パンを食べながら言う優悟に、舞衣が瞬間的に言葉を失う。

優悟の口から秀一の名前が出た事に受けた、小さなショックのような罪悪感のような感情が何なのか分からず……でも、黙っているわけにもいかないため、舞衣が目を伏せ笑みを浮かべる。

「なんか優悟に謝られてばっかりだね」
「本当、なんでおまえなんかに何度も謝んなきゃなんねーのかって思うけど」

舞衣がムッとして顔を上げると、そこには意地悪に笑う優悟がいて。
いつも通りの表情に、安心なのか嬉しさなのか分からない感情で胸がいっぱいになる。

今感じていた小さな苛立ちを忘れるほどに。

「口出さないとか言いながら、俺も我慢強い方じゃねーし、口も手も出るだろうけど。それも先に謝っとく」

そう、ニッと口の端を上げて言う優悟に、舞衣はどんな顔をしたらいいのか分からないまま、曖昧な苦笑いで「……手は出さないでよ」と小さな声で言うのがやっとだった。

今までずっと秀一の傍でないと安心できなかった。
秀一と繋がっているという実感が持てないと息がうまくできなかった。

だから、呼吸が上手くできなくなっている気がして、昨日、秀一のところに行こうと思ったのに……。

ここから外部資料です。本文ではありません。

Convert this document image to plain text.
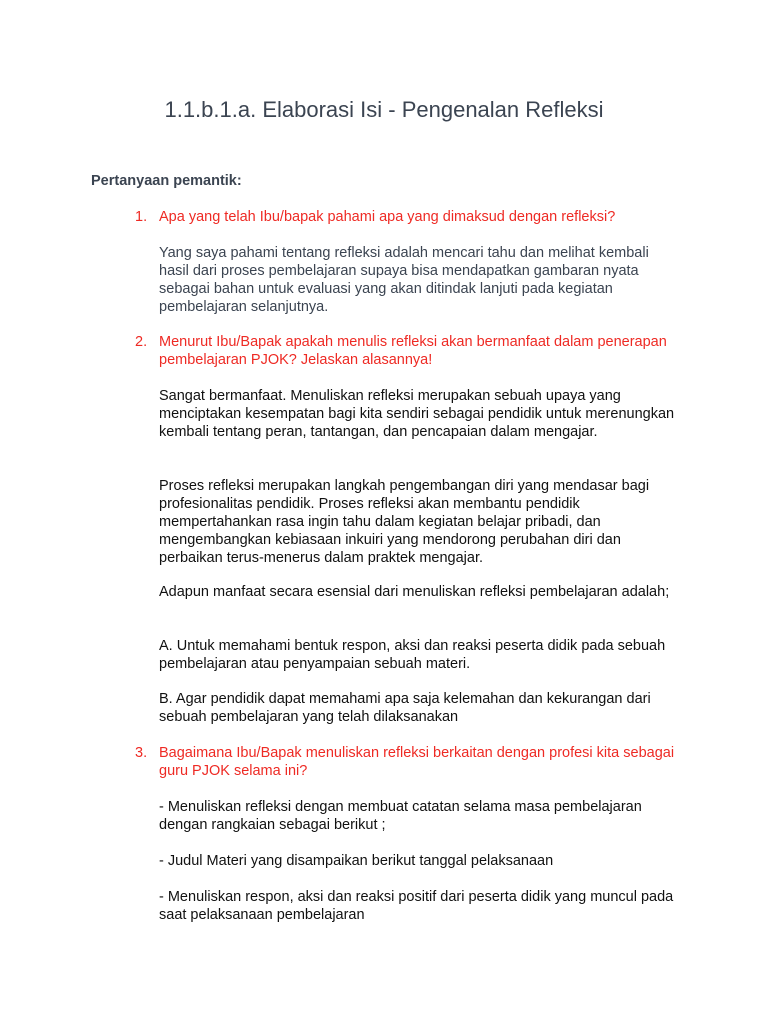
1.1.b.1.a. Elaborasi Isi - Pengenalan Refleksi
Pertanyaan pemantik:
1. Apa yang telah Ibu/bapak pahami apa yang dimaksud dengan refleksi?
Yang saya pahami tentang refleksi adalah mencari tahu dan melihat kembali hasil dari proses pembelajaran supaya bisa mendapatkan gambaran nyata sebagai bahan untuk evaluasi yang akan ditindak lanjuti pada kegiatan pembelajaran selanjutnya.
2. Menurut Ibu/Bapak apakah menulis refleksi akan bermanfaat dalam penerapan pembelajaran PJOK? Jelaskan alasannya!
Sangat bermanfaat. Menuliskan refleksi merupakan sebuah upaya yang menciptakan kesempatan bagi kita sendiri sebagai pendidik untuk merenungkan kembali tentang peran, tantangan, dan pencapaian dalam mengajar.
Proses refleksi merupakan langkah pengembangan diri yang mendasar bagi profesionalitas pendidik. Proses refleksi akan membantu pendidik mempertahankan rasa ingin tahu dalam kegiatan belajar pribadi, dan mengembangkan kebiasaan inkuiri yang mendorong perubahan diri dan perbaikan terus-menerus dalam praktek mengajar.
Adapun manfaat secara esensial dari menuliskan refleksi pembelajaran adalah;
A. Untuk memahami bentuk respon, aksi dan reaksi peserta didik pada sebuah pembelajaran atau penyampaian sebuah materi.
B. Agar pendidik dapat memahami apa saja kelemahan dan kekurangan dari sebuah pembelajaran yang telah dilaksanakan
3. Bagaimana Ibu/Bapak menuliskan refleksi berkaitan dengan profesi kita sebagai guru PJOK selama ini?
- Menuliskan refleksi dengan membuat catatan selama masa pembelajaran dengan rangkaian sebagai berikut ;
- Judul Materi yang disampaikan berikut tanggal pelaksanaan
- Menuliskan respon, aksi dan reaksi positif dari peserta didik yang muncul pada saat pelaksanaan pembelajaran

なのに……昨日、秀一と彼女のあんな場面を見たにも関わらず、不安のあまり息苦しくなり弱気になっていたにも関わらず、今は落ち着きを取り戻していて……。

秀一の傍じゃないのに、大きく呼吸ができていて……そんな自分に気づき、舞衣が不思議そうに顔をしかめる。

優悟のおかげで、ずっとおかしなまま固定されていた舞衣の気持ちが変わり始めている事に舞衣が気づくのは、もう少し先の事だった。